Dagli arresti domiciliari organizzavano summit, definivano piani e strategie, riorganizzavano la famiglia e ricostruivano l’alleanza tra i vertici del clan per imporre una regia unica alle attività illecite e ripristinare la cassa comune (che chiamavano «paniere» o «bacinella») dove fare arrivare i soldi sporchi, in parte destinati al sostentamento degli uomini d’onore detenuti. È quanto emerge dall’inchiesta che ha disarticolato il clan mafioso di Barcellona Pozzo di Gotto.

La cosca, secondo gli inquirenti, negli ultimi tempi sarebbe stata completamente riorganizzata, gli antichi dissapori tra i vertici messi da parte in nome di business comuni come la richiesta di pizzo alle imprese e agli esercizi commerciali da riscuotere, come da tradizione, durante le festività di Pasqua, Natale e Ferragosto. Le vittime del racket, sottoposte a minacce e intimidazioni, vivevano in un clima di terrore. Nessuno si rivolgeva agli investigatori.  La riorganizzazione infatti ha riguardato anche la pianificazione ed esecuzione di azioni intimidatorie quali incendi e violenze fisiche che hanno certamente sortito l’esito voluto, come dimostrato dalla mancanza di collaborazione da parte delle vittime che, in taluni casi, non hanno denunciato neppure il rinvenimento di bottiglie incendiarie.
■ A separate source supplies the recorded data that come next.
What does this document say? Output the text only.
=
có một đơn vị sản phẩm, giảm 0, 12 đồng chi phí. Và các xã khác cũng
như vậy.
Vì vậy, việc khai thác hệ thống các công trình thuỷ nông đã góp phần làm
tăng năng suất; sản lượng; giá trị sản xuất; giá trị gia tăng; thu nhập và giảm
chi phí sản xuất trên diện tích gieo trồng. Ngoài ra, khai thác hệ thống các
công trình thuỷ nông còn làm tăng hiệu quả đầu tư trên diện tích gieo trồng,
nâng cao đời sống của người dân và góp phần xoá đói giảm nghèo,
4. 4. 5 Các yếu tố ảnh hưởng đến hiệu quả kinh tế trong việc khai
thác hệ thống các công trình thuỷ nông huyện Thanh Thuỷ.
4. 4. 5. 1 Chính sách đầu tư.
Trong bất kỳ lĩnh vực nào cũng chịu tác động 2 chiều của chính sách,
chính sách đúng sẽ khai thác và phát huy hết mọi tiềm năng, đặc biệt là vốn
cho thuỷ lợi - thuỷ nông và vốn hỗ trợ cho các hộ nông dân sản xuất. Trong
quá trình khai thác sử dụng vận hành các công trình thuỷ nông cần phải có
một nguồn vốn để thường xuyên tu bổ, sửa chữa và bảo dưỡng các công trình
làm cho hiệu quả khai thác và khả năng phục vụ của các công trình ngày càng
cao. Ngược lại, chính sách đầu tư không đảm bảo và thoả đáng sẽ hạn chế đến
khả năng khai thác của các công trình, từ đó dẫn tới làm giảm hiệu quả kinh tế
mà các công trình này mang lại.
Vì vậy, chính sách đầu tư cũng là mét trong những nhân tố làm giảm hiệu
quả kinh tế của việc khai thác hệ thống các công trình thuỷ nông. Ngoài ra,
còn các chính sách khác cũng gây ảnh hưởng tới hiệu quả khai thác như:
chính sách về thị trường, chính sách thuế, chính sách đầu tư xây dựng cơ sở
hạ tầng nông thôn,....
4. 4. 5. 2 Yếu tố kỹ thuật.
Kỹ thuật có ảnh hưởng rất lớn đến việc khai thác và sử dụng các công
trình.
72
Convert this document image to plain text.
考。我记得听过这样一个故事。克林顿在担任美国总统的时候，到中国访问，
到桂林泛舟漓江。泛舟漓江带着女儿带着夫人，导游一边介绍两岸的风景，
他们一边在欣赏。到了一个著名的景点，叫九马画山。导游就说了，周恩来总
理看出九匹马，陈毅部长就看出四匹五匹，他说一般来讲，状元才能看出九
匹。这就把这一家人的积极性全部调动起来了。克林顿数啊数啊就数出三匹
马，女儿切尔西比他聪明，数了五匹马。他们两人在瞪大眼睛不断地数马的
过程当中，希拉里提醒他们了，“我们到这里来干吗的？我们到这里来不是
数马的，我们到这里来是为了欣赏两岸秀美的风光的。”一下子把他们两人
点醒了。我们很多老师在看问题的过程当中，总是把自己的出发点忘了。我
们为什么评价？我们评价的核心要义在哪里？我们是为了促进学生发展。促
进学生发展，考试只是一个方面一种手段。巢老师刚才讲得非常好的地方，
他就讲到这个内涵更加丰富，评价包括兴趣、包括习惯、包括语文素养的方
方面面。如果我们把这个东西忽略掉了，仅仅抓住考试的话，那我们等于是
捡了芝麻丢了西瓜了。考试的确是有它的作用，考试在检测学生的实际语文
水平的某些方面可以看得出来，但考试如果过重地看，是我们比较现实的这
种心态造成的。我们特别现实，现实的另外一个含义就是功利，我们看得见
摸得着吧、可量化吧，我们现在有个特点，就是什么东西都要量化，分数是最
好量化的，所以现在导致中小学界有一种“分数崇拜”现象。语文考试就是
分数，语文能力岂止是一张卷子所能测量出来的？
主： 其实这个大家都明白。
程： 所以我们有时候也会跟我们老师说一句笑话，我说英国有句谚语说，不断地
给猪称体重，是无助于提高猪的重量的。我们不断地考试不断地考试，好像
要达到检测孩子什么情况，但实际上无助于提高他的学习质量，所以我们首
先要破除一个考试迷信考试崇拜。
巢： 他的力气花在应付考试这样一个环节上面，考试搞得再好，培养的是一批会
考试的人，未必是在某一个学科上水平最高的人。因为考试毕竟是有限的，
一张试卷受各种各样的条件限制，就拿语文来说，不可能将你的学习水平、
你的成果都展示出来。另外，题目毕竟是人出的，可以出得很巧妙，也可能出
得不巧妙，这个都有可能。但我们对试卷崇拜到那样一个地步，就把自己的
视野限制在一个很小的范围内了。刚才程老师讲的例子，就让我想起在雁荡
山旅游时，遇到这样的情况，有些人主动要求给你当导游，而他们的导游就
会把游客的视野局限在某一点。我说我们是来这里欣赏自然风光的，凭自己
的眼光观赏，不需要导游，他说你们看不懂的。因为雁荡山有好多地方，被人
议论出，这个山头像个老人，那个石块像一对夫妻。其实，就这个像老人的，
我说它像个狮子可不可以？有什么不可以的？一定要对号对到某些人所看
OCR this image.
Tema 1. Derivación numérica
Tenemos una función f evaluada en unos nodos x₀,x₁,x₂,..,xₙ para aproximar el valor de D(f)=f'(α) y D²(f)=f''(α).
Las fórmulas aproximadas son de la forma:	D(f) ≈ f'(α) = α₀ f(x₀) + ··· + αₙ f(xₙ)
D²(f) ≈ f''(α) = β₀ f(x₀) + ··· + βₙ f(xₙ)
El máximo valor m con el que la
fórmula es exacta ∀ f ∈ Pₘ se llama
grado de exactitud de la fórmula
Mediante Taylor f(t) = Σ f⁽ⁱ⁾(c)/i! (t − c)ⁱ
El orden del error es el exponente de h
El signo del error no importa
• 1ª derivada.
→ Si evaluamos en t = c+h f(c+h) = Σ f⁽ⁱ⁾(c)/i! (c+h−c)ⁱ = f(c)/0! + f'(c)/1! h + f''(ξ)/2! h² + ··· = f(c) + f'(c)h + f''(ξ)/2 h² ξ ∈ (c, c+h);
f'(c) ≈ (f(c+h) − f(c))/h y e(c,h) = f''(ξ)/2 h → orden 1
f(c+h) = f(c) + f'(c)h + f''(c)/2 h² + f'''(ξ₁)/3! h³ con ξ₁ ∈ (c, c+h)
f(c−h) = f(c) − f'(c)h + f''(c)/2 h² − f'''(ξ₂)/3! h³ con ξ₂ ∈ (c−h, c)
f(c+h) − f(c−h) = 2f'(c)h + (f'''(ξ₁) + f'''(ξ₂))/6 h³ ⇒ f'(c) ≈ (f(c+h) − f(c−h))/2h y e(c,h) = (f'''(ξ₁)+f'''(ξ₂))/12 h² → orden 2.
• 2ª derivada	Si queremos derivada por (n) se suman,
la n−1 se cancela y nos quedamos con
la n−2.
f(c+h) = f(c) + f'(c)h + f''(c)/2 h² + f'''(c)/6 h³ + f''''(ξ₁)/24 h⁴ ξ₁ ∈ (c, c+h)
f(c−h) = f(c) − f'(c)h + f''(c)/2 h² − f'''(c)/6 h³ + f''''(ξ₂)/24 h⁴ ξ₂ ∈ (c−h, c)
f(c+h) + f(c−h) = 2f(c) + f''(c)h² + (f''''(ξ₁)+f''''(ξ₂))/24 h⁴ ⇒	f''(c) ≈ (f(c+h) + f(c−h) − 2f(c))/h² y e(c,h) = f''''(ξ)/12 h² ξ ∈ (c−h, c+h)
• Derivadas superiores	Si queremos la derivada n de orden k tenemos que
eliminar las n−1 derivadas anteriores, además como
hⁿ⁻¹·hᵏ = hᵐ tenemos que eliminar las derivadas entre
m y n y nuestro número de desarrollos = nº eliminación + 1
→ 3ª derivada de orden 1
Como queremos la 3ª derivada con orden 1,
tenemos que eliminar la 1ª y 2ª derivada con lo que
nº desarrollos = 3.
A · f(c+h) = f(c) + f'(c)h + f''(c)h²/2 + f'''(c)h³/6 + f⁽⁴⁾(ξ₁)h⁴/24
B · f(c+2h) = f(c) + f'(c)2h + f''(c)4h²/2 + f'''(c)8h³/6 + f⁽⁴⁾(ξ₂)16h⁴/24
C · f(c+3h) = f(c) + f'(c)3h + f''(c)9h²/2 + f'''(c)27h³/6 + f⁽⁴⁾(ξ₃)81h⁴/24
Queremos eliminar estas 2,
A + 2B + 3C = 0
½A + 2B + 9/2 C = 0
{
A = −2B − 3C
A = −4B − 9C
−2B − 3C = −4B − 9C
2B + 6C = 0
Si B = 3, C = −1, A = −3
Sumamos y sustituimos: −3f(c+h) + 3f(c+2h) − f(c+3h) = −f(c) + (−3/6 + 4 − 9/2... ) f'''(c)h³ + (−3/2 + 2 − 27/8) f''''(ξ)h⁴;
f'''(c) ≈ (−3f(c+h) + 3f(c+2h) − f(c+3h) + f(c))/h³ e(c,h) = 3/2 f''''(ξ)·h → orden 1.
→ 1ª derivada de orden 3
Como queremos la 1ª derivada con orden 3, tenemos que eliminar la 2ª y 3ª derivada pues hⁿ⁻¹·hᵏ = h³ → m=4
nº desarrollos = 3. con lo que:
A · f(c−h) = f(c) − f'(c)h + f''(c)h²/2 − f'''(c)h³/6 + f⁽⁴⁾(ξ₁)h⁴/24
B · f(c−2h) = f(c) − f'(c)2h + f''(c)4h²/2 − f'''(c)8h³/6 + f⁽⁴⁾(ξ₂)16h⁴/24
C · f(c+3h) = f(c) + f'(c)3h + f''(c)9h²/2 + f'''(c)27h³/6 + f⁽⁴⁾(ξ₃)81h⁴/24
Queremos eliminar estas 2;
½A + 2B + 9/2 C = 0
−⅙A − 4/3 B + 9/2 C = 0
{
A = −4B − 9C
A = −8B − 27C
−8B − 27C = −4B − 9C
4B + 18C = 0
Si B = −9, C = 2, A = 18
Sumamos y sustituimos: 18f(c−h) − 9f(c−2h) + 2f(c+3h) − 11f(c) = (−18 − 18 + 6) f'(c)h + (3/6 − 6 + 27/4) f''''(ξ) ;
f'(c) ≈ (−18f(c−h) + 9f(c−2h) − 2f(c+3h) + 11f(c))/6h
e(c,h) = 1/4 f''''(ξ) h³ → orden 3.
Dalle indagini è emerso inoltre che il clan aveva la disponibilità di armi, anche da guerra, e controllava la prostituzione. L’attività era gestita da una organizzazione criminale che faceva capo a un uomo vicino alla famiglia mafiosa, che in cambio di «protezione» assicurava ai boss una percentuale sui guadagni.

Ai «barcellonesi», inoltre, facevano capo un grosso traffico di droga - destinato alle piazze di spaccio di Barcellona Pozzo di Gotto, Milazzo e altri comuni della provincia - e le bische clandestine. Il clan aveva rapporti costanti con organizzazioni criminali in Sicilia e in Calabria. Nell’ambito dell’inchiesta sono state scoperte due organizzazioni criminali che rifornivano le piazze di spaccio non solo della cittadina messinese, ma anche di altri comuni dell’area tirrenica, tra cui Rodì Milici, Terme Vigliatore e Milazzo, arrivando fino a Messina città, Letojanni e Giardini di Naxos.

Durante l’indagine sono stati sequestrati circa 19 kg di droga tra cocaina, hashish e marijuana e in un paio di circostanze anche lsd. Grazie ai carabinieri della compagnia di Milazzo inoltre è stata documentata la filiera al dettaglio dello spaccio di marijuana, hashish e cocaina distribuite nell’area di Milazzo, della Valle del Mela, del barcellonese e nelle Isole Eolie. Le bande ricorrevano alla violenza per riscuotere i soldi guadagnati dalla vendita di droga e attraverso furti in abitazioni, lidi balneari, un cantiere nautico e un’autorimessa mettevano insieme il denaro necessario per l’acquisto dello stupefacente.